Because of this Kore is an ideal candidate for building robust, scalable and secure web things.
Key Features
- Supports SNI
- Supports HTTP/1.1
- Websocket support
- Privseps by default
- TLS enabled by default
- Optional background tasks
- Built-in parameter validation
- Optional asynchronous PostgreSQL support
- Optional support for page handlers in Python
- Private keys isolated in separate process (RSA and ECDSA)
- Default sane TLS ciphersuites (PFS in all major browsers)
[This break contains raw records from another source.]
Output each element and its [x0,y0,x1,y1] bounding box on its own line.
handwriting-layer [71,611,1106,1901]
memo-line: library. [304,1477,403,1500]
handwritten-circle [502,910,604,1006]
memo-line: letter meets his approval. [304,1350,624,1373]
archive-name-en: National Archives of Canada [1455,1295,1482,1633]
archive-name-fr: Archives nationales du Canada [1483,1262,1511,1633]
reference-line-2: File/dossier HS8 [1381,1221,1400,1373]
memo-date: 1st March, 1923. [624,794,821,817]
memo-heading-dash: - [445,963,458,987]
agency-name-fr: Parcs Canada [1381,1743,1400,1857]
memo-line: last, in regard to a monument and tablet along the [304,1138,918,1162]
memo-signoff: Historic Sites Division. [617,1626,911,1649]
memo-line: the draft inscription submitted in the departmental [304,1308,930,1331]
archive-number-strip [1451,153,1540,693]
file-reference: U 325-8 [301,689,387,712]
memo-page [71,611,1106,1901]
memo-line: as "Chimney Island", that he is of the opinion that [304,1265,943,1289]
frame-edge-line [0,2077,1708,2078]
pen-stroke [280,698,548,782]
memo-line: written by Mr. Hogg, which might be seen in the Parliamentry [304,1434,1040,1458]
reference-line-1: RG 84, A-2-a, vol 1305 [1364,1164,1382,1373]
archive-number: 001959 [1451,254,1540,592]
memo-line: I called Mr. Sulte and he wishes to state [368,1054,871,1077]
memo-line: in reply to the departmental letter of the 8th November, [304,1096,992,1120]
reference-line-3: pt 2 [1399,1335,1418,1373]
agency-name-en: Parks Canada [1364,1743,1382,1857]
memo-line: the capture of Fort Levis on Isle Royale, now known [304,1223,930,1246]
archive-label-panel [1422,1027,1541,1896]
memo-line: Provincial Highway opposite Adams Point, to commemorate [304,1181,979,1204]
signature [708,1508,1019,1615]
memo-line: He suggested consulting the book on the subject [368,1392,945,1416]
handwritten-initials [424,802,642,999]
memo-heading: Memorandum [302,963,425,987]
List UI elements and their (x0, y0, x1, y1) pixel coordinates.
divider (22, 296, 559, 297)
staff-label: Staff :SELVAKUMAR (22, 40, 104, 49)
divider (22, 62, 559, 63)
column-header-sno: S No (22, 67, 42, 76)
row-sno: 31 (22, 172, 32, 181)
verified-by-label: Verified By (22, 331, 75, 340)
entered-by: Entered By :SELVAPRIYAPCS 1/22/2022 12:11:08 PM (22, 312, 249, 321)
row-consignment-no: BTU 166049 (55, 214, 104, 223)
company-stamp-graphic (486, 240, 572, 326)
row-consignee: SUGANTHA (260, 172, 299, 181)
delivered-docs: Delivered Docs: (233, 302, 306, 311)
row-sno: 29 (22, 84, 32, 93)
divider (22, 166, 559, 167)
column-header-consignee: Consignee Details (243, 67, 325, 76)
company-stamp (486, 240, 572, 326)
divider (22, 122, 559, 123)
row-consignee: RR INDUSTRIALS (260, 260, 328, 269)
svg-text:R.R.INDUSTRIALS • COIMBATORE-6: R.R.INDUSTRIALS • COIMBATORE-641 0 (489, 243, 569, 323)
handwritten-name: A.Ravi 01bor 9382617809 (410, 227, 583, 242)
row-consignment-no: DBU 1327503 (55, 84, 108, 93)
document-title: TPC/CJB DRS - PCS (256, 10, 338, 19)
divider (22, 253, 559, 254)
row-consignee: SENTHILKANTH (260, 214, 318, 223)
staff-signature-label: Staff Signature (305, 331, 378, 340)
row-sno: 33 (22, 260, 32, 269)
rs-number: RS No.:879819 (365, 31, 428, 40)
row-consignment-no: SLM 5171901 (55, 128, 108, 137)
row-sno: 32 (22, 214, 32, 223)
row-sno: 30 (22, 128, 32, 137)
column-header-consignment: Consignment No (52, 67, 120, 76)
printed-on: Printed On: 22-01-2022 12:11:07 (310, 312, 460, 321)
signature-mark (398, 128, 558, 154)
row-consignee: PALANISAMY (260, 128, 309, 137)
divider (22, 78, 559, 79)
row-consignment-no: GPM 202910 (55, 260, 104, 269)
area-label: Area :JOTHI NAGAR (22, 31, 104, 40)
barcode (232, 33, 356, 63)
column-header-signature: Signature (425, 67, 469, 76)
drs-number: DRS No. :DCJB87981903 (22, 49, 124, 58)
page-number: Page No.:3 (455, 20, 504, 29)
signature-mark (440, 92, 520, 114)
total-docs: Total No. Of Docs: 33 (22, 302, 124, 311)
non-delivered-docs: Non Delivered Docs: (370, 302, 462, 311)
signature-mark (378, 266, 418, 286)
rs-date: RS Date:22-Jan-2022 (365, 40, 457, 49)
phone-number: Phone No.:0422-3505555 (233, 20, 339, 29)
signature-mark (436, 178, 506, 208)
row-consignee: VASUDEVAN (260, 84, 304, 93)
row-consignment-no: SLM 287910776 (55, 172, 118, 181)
- Modules can be reloaded on-the-fly, even while serving content
- Event driven (epoll/kqueue) architecture with per CPU worker processes
- Build your web application as a precompiled dynamic library or single binary
And loads more.
License
- Kore is licensed under the ISC license
Documentation
Platforms supported
- Linux
- OpenBSD
- FreeBSD
- MacOS
Building Kore
Clone this repository. I highly recommend using master until the 3.0.0 release is tagged as the 2.x releases are outdated. The master branch is always stable.
Requirements
- openssl (1.0.2k+ or 1.1.0e+) (note: this requirement drops away when building with NOTLS=1 NOHTTP=1) (note: libressl should work as a replacement)
Requirements for background tasks (optional)
- pthreads
Requirements for pgsql (optional)
- libpq
Requirements for python (optional)
- Python 3.6+
Normal compilation and installation:
$ cd kore
$ make
# make install
If you would like to build a specific flavor, you can enable those by setting a shell environment variable before running make.
- TASKS=1 (compiles in task support)
- PGSQL=1 (compiles in pgsql support)
- DEBUG=1 (enables use of -d for debug)
- NOTLS=1 (compiles Kore without TLS)
- NOHTTP=1 (compiles Kore without HTTP support)
- NOOPT=1 (disable compiler optimizations)
- JSONRPC=1 (compiles in JSONRPC support)
- PYTHON=1 (compiles in the Python support)
Note that certain build flavors cannot be mixed together and you will just be met with compilation errors.
Example applications
You can find example applications under examples/.
The examples contain a README file with instructions on how to build or use them.